Her Grev,her direniş işçi sınıf ve emekçi sınıfların safına yeni devrimci militanlar katarak siyallaştıracaktır. Sendikalar her ne kadar da işçi sınıfını ekonomik örgütü olsa da işçi ve emekçi sınıfların ilk bilinç aldıkları siyasal okullarıdır.

Bu gün AKP MHP iktidarı işçilerin ”KIDEM TAZMİNATI”na göz dikmiştir. İşçi sınıfın kanı ve canı pahasına elde ettiği hakkını elinden almak istemektedirler. Gelecekte tek güvencesi olan kıdem tazminatını kaldırmak için çalışmaktalar.

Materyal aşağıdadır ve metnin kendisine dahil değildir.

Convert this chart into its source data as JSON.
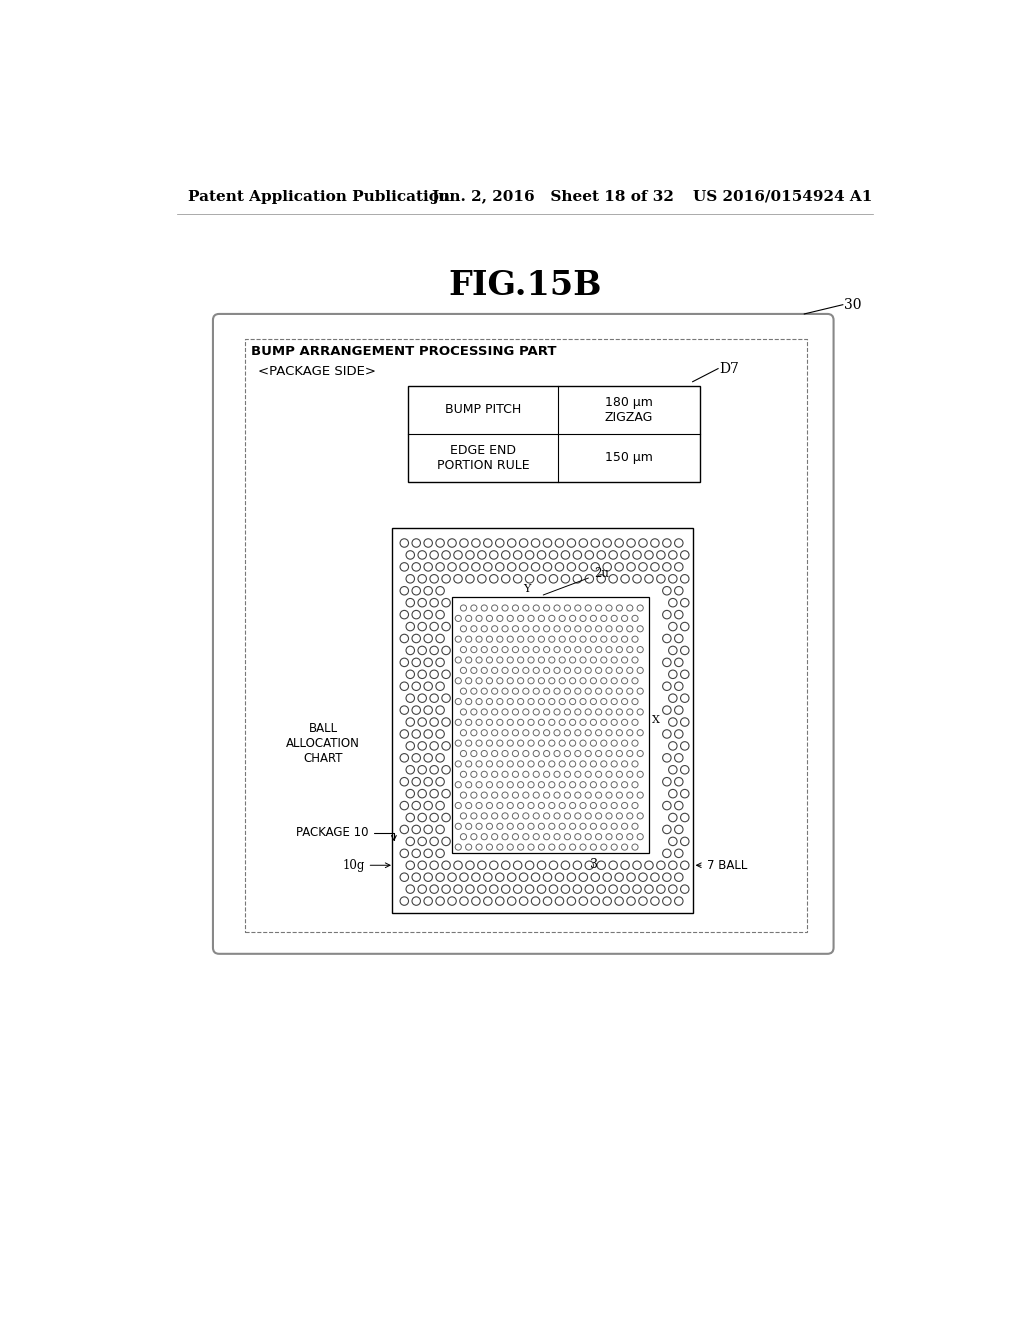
{
  "title": "FIG.15B",
  "header_left": "Patent Application Publication",
  "header_mid": "Jun. 2, 2016   Sheet 18 of 32",
  "header_right": "US 2016/0154924 A1",
  "outer_box_label": "30",
  "inner_box_title": "BUMP ARRANGEMENT PROCESSING PART",
  "inner_box_subtitle": "<PACKAGE SIDE>",
  "table_label": "D7",
  "table_row1_left": "BUMP PITCH",
  "table_row1_right": "180 μm\nZIGZAG",
  "table_row2_left": "EDGE END\nPORTION RULE",
  "table_row2_right": "150 μm",
  "ball_chart_label": "BALL\nALLOCATION\nCHART",
  "ball_chart_id": "10g",
  "package_label": "PACKAGE 10",
  "region_label": "2u",
  "region_inner_label_x": "X",
  "region_inner_label_y": "Y",
  "region_number": "3",
  "ball_label": "7 BALL",
  "bg_color": "#ffffff",
  "text_color": "#000000",
  "box_color": "#000000",
  "dot_edge_color": "#444444",
  "dot_inner_edge_color": "#666666"
}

Devrimci ve sosyalist hareket ;İşçi ve emekçi sınıflara öncüsü olduğuna göre bu eylemliklerin içinde ve safında olmalıdır.

Emekçi sınıflar üretenler olduğuna göre üretim durduğunda kapitalistlerin sermayesi ve sömürü çarkıda durmuş olacaktır. Devrimin motor gücü işçi ve emekçi sınıflar olduğuna göre sınıfın siyallaşmasını örgütleyecek devrimci ve sosyalistlere büyük görevler düşmektedir.

Bir Yorum Yazın

Ziyaretçi Yorumları - 0 Yorum

Henüz yorum yapılmamış.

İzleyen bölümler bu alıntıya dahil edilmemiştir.